More on this image later…

Minus first.

We have discovered a new grotesquery in the language. Sadly enough it is from the New York Times:

Mrs. Clinton appears to have clammed up for now, taking no questions on the trail while both Mr. Edwards and Mr. Obama are holding several media availabilities.

What?

How is being available to the media a thing, a phenomenon? What, we wonder, might be wrong with “press conference”, or “press briefing”, or even “doorstop”? Anyway, it’s ugly and an abomination and the person who invented it ought to be ashamed, first, and then sent to a re-education camp.

And now the pluses:

BBC Radio 4 podcasts. The one we discovered first was “Current Puns“, a program with Stephen Fry on punning, with particular reference to those terrible jokes in Christmas crackers.

The next was a current Melvyn Bragg series, In Our Time. “The history of ideas…including Philosophy, science, literature, religion and the influence these ideas have on us today. ”

The episode of In Our Time which caught our particular attention was one on the Fibonacci sequence. We have written about this a while ago and are gratified that our fascination with the Fibonacci sequence and its uncanny relationship with the Golden Ratio (or Mean, or Section, if you like) has been shared since mediaeval times.

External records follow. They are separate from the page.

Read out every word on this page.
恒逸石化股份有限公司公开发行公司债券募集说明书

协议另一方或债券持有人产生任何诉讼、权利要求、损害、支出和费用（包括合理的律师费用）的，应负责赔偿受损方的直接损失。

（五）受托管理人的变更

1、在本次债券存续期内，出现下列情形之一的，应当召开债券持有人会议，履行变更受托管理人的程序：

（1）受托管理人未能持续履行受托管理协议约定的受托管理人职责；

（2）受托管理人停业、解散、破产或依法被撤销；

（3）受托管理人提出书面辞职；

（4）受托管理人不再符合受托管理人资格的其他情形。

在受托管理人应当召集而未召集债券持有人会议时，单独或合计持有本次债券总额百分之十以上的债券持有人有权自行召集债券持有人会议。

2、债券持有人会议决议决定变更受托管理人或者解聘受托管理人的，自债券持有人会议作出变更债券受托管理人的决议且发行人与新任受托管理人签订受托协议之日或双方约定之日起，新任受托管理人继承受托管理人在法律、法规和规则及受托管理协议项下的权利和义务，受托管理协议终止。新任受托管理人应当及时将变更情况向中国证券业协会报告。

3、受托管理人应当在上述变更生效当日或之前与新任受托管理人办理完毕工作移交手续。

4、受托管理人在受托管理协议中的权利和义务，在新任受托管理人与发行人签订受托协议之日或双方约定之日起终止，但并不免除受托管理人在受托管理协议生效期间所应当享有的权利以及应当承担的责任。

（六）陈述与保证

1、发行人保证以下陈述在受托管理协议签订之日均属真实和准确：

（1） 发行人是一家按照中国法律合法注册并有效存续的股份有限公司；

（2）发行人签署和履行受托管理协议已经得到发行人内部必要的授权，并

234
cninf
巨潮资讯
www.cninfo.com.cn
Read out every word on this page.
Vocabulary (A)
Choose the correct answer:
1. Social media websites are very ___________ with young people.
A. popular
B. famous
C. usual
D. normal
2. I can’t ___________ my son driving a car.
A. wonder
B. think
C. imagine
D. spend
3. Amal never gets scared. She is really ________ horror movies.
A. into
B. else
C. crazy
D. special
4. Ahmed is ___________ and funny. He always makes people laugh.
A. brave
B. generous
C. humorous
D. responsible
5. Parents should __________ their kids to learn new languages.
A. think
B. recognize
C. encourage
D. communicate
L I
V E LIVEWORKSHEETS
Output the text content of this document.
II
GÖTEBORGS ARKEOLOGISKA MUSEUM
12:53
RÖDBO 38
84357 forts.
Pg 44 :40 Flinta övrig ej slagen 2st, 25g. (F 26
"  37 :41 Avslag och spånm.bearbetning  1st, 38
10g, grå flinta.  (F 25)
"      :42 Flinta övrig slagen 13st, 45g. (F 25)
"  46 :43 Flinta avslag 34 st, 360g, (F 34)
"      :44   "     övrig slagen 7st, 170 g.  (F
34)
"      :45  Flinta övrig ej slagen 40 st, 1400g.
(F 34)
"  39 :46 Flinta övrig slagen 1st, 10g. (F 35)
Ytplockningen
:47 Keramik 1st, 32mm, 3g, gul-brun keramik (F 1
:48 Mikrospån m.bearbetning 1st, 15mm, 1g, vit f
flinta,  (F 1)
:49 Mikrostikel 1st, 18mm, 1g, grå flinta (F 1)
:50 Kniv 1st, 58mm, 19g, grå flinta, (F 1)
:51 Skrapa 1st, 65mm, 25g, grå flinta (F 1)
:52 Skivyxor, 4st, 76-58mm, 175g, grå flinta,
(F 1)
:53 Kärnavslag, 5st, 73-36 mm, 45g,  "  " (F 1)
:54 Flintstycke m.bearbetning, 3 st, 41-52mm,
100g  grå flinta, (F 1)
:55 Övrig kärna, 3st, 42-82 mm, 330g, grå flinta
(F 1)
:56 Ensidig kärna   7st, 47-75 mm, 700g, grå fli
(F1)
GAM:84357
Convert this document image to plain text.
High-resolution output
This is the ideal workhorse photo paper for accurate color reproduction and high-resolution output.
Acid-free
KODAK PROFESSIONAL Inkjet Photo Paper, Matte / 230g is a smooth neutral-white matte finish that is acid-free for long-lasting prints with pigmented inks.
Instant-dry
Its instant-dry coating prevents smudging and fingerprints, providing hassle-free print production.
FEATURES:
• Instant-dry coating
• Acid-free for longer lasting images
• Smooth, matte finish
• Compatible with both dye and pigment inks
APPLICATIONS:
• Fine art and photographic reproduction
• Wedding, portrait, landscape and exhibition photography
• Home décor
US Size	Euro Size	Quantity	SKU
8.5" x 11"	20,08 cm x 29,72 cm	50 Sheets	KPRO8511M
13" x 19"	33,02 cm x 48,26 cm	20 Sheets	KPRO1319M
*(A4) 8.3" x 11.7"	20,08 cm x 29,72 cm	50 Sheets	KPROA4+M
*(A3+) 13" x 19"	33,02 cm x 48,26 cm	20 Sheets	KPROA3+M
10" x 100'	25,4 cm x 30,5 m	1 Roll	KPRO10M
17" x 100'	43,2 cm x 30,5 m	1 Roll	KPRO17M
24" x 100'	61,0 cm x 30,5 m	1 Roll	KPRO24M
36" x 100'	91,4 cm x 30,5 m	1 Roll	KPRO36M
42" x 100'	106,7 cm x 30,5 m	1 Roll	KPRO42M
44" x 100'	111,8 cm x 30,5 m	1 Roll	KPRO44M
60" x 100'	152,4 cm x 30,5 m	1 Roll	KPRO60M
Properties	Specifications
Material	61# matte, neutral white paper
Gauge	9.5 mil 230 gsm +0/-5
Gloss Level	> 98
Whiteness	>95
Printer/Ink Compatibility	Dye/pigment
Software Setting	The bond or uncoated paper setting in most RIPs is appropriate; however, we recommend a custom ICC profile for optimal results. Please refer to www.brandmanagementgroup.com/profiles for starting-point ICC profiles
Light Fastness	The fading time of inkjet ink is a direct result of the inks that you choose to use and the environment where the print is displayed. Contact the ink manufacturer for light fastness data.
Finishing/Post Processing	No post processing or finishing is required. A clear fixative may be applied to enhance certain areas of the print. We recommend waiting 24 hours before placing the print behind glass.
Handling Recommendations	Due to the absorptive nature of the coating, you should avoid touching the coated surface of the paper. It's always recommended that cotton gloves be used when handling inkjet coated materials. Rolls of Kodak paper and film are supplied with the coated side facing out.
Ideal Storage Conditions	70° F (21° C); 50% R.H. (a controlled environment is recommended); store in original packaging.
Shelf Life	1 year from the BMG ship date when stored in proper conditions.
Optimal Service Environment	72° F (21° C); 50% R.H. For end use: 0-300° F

Here’s the bombshell that we didn’t realise: The Fibonacci sequence goes 0,1,1,2,3,5,8,13,21,34…It is created by adding the previous two numbers to create a third [1+1=2, 2+1=3, 3+2=5 etc.]. But there is another sequence called the Lucas Numbers: 2,1,3,4,7,11,18 etc. [Edouard Lucas is credited with naming the Fibonacci sequence and introducing his work to a wider public.] In fact, starting with any two numbers you can produce any number of strings. The startling thing we found about the Fibonacci sequence is that after only a few operations when you divide the second number in any contiguous pair by the first the ratio between them gets closer and closer to the golden ratio Phi (Φ) of 1.618033…

A graph shows how quickly this happens.

 

But the bombshell is, it doesn’t matter what two numbers begin the sequence. After only a few operations in any such number sequence the ratio always approaches the golden ratio.

So that was news to us.

And now about the image at the top. We found a storehouse of brilliant images from Kubrick’s film of Arthur C. Clarke’s 2001 – A Space Odyssey. They’re at palantir.net It has a whole lot of other information about the movie, as well as .wav sounds. well worth a look.

 

 

[tags]fibonacci, maths, mathematics, lucas, edouard lucas, leonardo da pisa, bragg, melvyn bragg, bbc, radio 4, in our time, ideas, history of ideas, golden ratio, golden mean, golden section, Phi, puns, stephen fry, language, clinton, hillary clinton, media, new york times, arthur c clarke, kubrick, hal, dave, 2001, wav sounds[/tags]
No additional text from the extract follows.